In the present-day narrative, Nina drives to Apollonia’s house where her birthday party is taking place. She waits until the party breaks up and Seth leaves. She follows him home. In front of his house, he explains that he broke up with her because he could no longer keep ignoring what she did to Appolonia the previous year.

Nina returns to the shelter for an extra volunteer shift. She breaks down in tears and allows her supervisor, Ruth, to comfort her. They begin discussing the idea of unconditional love and Ruth cautions against that kind of one-sided, servile devotion. In a break narrative, Nina asks what would happen if women choose not to be beautiful and servile. She wonders who they would be, when freed of conditions.
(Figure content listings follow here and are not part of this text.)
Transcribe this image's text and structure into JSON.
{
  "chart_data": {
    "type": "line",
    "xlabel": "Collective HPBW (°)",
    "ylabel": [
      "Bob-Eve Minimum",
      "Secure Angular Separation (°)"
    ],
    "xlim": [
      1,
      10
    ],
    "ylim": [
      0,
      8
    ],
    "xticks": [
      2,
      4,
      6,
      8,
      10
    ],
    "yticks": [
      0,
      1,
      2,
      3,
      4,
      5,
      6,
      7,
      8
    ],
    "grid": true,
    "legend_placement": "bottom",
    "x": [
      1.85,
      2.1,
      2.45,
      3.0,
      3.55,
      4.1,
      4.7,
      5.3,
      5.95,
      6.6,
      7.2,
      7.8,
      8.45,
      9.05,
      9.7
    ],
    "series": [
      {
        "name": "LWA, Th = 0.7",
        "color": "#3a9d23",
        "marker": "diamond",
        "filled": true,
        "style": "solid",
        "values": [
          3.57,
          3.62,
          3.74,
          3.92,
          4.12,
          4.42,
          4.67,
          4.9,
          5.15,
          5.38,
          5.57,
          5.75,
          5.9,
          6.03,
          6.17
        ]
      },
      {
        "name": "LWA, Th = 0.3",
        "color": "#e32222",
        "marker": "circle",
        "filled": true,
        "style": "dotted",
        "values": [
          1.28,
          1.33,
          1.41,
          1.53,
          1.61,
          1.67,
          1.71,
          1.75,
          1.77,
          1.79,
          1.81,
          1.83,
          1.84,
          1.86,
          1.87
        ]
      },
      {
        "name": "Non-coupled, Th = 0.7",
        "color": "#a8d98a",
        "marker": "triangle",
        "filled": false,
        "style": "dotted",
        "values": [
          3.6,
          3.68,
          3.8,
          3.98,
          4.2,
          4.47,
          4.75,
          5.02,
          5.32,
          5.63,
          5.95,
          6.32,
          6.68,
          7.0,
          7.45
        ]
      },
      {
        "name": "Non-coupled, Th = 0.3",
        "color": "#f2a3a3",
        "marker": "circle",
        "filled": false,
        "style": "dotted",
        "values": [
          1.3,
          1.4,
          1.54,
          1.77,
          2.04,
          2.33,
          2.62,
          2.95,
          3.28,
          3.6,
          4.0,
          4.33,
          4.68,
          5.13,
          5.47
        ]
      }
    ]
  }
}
Back at school on Monday, Nina runs into Apollonia in the washroom and apologizes. She is not forgiven, but Apollonia accepts the packet of Nina’s stories that she offers her. At home, Nina’s mother denies ever having told her that there is no such thing as unconditional love.

Nina goes to visit Bekah who tells her that there are more important things in life, like service. Bekah advocates doing good, instead of waiting around for someone else to make you feel good. Nina reflects on the possible ways she could be of service. A few days later, Nina packs her own supplies and goes for a hike alone. She is self-sufficient, she knows she is more than any of her parts, and she is determined to be more than her mother’s daughter.

The Author’s Note at the end of the book explains some of the writer’s motivation for telling this story and offers additional takeaways for readers, particularly young women.